1. The distributions are taken no earlier than five years after the taxpayer funds his or her first Roth IRA. This five-year period begins with the tax year for which the first contribution is made. For example, if you make a Roth IRA contribution in April 2004 for tax year 2003, your
five-year period begins January 1, 2003, because the contribution was made for 2003.

2. The distribution is taken as a result of any one of the following:
  • The tax payer has reached age 59 ½.
  • The taxpayer is disabled.
  • The taxpayer dies, and his/her beneficiary takes the distribution.
  • The taxpayer purchases a first home.

A Third Option: Splitting Your Contribution
If you are eligible to contribute to both types of IRAs, your may divide your contributions between your Roth and Traditional IRAs; however, you must ensure that the total contribution to both IRAs does not exceed the limit of $3000 (plus $500 catch-up contribution).

If you decide to split your contributions between both types of IRAs, you may choose to contribute the deductible amount to your Traditional IRA and the balance to your Roth IRA. Let's assume for example that the maximum amount you can deduct for the 2003 tax year is $2,000. You may contribute $2,000 to your Traditional IRA and the balance of $1,000 to your Roth IRA. Before making such a decision, however, you must take into consideration additional fees, such as maintenance fees charged by your IRA custodian/trustee that could result from maintaining two separate IRAs. Note also that placing bulk trades into one IRA instead of placing separate trades in separate IRAs could help you save on trade-related fees. Simply put, consider the short-term benefits as well as the long-term benefits and decide which outweighs the other.

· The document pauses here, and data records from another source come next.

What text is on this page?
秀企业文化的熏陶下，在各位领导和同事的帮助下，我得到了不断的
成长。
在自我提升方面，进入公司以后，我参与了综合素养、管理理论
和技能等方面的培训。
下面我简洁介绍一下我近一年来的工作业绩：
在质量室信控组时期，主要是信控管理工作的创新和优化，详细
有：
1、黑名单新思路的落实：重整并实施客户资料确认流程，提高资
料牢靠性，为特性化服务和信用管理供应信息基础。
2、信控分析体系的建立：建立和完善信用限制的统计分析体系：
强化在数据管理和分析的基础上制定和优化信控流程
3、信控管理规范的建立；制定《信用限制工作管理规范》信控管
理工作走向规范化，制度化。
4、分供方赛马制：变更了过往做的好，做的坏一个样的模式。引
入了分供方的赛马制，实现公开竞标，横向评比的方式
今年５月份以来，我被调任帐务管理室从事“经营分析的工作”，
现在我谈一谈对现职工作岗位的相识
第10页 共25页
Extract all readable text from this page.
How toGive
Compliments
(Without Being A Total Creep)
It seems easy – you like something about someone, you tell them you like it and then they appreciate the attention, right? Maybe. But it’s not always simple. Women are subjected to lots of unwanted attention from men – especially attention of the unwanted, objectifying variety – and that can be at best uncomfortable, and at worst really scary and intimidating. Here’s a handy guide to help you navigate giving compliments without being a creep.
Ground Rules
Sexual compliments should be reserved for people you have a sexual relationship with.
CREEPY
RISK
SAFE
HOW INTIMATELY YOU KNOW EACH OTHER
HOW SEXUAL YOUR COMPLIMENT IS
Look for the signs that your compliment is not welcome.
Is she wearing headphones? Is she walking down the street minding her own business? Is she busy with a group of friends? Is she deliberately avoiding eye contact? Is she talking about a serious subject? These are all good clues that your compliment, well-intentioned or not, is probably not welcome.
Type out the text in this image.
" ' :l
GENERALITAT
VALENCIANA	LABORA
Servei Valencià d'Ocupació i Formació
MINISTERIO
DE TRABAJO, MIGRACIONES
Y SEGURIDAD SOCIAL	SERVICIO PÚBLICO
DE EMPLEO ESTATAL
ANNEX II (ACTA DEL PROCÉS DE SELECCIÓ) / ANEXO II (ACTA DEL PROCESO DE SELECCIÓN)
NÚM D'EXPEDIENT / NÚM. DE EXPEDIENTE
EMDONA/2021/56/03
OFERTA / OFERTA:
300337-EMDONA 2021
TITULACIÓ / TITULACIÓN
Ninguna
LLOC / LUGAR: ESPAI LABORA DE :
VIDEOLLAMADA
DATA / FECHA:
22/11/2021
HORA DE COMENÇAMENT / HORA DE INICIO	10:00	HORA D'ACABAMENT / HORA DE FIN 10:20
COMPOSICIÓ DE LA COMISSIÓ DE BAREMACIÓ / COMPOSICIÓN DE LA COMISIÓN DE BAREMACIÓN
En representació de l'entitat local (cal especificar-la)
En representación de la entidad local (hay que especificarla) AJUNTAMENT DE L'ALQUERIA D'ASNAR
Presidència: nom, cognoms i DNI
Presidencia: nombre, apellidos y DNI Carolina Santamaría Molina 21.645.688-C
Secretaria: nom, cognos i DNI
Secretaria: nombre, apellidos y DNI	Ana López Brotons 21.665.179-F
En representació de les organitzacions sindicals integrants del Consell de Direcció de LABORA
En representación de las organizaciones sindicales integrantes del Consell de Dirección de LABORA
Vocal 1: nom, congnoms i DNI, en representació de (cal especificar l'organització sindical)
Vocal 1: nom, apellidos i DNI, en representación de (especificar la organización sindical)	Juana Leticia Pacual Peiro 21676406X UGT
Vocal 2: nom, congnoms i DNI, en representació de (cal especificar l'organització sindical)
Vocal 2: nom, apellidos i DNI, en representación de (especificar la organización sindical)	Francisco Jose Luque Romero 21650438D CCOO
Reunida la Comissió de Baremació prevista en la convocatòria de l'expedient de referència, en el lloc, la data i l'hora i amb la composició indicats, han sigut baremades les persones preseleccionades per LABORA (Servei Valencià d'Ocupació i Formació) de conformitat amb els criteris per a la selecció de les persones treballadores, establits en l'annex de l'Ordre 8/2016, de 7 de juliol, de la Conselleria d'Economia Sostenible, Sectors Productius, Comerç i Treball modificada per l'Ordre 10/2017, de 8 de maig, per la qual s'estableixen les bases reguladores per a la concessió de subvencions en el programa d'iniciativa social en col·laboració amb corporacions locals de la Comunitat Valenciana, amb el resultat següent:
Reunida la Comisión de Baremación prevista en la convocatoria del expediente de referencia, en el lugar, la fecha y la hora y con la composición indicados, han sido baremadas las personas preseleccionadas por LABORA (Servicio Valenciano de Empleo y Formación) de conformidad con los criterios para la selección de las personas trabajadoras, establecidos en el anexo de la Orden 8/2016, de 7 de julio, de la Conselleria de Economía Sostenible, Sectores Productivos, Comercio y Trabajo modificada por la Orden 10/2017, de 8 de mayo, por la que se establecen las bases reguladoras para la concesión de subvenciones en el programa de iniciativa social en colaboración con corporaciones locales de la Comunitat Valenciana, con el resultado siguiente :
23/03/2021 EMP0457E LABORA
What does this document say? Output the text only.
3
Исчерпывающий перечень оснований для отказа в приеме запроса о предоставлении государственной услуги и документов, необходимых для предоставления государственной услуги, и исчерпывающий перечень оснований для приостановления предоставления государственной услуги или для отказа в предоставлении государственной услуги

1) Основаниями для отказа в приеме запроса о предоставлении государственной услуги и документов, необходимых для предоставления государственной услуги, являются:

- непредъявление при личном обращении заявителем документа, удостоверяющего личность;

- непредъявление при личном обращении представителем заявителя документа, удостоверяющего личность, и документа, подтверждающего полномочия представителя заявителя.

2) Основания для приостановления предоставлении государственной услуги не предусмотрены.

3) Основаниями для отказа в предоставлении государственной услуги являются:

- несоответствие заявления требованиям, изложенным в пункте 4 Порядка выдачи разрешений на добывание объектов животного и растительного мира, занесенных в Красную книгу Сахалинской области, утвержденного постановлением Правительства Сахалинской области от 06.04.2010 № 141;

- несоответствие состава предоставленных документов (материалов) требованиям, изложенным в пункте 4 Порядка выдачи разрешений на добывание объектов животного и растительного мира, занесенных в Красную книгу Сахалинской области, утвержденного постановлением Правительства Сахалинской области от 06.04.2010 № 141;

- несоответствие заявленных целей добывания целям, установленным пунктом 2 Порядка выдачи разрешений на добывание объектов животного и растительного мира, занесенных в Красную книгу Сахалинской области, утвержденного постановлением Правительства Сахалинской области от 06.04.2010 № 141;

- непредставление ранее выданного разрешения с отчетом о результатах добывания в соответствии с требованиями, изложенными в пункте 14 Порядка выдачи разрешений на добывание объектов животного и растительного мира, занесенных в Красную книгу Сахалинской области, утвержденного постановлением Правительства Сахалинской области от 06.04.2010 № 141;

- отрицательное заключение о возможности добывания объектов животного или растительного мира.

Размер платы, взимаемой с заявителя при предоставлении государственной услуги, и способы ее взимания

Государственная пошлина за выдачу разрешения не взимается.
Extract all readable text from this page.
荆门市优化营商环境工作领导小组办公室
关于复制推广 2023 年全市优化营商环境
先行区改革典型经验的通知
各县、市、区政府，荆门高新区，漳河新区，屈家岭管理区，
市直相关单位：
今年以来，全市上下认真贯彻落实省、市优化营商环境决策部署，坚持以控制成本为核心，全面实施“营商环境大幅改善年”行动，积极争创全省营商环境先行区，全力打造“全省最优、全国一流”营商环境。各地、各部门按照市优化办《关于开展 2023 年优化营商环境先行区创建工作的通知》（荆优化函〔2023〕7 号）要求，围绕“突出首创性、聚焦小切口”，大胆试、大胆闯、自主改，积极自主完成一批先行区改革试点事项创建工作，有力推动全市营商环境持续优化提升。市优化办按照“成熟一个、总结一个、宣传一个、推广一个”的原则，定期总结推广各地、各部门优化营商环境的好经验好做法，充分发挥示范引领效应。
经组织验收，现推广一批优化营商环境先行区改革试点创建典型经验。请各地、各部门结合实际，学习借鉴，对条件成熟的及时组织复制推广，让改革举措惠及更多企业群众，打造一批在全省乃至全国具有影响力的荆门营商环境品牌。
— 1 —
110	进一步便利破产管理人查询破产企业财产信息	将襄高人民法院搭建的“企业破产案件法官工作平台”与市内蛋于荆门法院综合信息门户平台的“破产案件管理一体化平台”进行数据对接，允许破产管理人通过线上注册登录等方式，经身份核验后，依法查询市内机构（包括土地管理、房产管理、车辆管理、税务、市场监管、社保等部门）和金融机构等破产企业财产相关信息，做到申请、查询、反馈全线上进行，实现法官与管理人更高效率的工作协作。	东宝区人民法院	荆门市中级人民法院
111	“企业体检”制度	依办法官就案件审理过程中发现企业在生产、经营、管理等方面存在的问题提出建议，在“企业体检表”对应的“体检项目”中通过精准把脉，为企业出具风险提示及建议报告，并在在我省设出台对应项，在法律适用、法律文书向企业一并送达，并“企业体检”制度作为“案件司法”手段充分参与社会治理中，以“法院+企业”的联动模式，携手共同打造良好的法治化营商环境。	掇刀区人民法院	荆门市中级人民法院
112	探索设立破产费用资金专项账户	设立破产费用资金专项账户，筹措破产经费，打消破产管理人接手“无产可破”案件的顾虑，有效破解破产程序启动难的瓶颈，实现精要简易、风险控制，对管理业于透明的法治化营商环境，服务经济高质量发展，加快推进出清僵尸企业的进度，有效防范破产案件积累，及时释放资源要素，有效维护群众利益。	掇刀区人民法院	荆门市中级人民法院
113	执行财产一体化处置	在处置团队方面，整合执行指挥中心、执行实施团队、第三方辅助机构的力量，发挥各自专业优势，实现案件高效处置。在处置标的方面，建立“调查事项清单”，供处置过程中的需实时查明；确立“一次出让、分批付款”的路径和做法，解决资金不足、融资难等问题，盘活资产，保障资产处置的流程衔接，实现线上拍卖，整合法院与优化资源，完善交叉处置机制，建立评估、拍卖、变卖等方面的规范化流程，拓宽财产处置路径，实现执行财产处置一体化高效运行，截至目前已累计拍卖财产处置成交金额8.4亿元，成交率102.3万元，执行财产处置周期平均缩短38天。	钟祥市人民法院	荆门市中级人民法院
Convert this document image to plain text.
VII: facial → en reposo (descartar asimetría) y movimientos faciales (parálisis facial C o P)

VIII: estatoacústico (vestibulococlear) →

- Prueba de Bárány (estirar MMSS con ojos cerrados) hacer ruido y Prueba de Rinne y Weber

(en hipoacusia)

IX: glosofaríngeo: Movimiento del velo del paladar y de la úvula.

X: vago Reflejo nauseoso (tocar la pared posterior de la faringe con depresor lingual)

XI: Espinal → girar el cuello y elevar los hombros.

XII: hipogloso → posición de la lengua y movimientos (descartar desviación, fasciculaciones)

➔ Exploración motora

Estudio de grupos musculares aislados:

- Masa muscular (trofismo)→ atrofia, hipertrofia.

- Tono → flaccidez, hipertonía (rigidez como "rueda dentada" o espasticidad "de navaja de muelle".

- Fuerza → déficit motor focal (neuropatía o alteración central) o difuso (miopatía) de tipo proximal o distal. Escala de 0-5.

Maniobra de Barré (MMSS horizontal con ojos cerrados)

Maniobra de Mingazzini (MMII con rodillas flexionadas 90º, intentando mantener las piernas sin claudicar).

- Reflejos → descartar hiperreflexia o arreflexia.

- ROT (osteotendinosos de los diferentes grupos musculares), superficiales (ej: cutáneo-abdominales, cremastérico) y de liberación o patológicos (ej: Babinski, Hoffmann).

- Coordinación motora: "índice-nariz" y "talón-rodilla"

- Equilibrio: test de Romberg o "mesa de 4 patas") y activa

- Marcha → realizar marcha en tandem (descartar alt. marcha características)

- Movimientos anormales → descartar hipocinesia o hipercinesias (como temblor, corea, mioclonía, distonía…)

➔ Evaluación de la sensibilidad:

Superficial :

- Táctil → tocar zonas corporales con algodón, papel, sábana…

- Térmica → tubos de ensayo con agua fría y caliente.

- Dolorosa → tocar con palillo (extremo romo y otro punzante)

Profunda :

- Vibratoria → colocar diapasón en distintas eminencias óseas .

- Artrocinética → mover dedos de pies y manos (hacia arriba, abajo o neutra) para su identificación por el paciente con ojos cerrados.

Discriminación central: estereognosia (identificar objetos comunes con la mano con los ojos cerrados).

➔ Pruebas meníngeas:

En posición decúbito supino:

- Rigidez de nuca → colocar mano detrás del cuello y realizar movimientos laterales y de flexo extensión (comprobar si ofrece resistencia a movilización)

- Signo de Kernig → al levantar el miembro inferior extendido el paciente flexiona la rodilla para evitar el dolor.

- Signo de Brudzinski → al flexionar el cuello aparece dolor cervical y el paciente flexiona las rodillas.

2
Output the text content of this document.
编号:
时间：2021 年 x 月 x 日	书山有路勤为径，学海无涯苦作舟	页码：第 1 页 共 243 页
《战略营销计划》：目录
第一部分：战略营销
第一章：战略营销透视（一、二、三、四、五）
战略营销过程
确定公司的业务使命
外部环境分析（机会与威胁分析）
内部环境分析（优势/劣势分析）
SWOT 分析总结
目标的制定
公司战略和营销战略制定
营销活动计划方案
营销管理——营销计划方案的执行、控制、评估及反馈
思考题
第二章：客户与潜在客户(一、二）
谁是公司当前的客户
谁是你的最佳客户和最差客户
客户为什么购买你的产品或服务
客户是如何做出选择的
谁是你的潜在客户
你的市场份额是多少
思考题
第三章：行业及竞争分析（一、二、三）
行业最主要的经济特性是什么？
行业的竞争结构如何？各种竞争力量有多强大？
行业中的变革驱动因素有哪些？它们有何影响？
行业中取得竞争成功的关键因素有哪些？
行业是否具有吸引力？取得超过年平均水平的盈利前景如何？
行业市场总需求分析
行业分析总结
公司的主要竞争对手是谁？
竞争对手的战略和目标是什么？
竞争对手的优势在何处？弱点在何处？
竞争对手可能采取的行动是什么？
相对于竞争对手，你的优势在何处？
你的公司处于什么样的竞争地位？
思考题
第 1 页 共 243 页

Some taxpayers may contribute to a Traditional IRA and elect not to claim the tax deduction even though they are eligible to do so. The benefit of not taking a deduction is that the distribution of the same amount is tax and penalty free. The earnings, however, will be treated as taxable income. Further, being able to deduct your IRA contribution does not mean that you must establish and fund a Traditional IRA. You may forgo the tax benefit of taking a deduction in order to realize the benefits of a Roth IRA, such as freedom from the RMD rules and taxes, and penalty-free distributions.

The following chart summarizes the similarities and differences between the Roth and Traditional IRAs:

Roth and Traditional IRA Participant Contribution Comparison

 

Roth IRA

Traditional IRA

Contribution Limit

$3,000 for tax year 2003
Plus $500 catch up for those at least 50 years old by year-end 2003

$3,000 for tax year 2003
plus $500 catch up for those at least 50 years old by year-end 2003

Deductibility

Contributions are never deductible

Contributions may be deductible, depending on tax filing & active participant status, as well as income amount

Age Limitation

No Age limitations on contributions

No contributions allowed after and including the year the taxpayer attains age 70 ½.

Tax Credit

Available for Saver's Tax Credit

Available for Saver's Tax Credit

Income caps for contributions

Income caps may prevent taxpayers from contributing.

No income caps that will prevent taxpayers from contributing.

Treatment of earnings on IRA investments

Earnings grow on a tax-free basis. Qualified distributions are tax-free.

Earnings grow on a tax-deferred basis. Earnings are added to taxable income for the year distributed.

Distributions Rules

Distributions may be taken at anytime.
Distributions will be tax and penalty free if investor is qualified.

Distributions may be taken at anytime. Distributions will be treated as ordinary income and may be subjected to early withdrawal penalty if withdrawn while under the age of 59 ½.

Required Minimum Distribution

Owners are not subjected to the RMD rules. However, beneficiaries are subjected to minimum distribution requirements.

IRA owners must begin distributing minimum amounts, beginning April 1 of the year following the year they turn age 70 ½. Beneficiaries are also subjected to minimum distribution requirements.

Be sure to consult with your tax professional, as there are usually other factors that could determine which options are most suitable to meet your financial needs.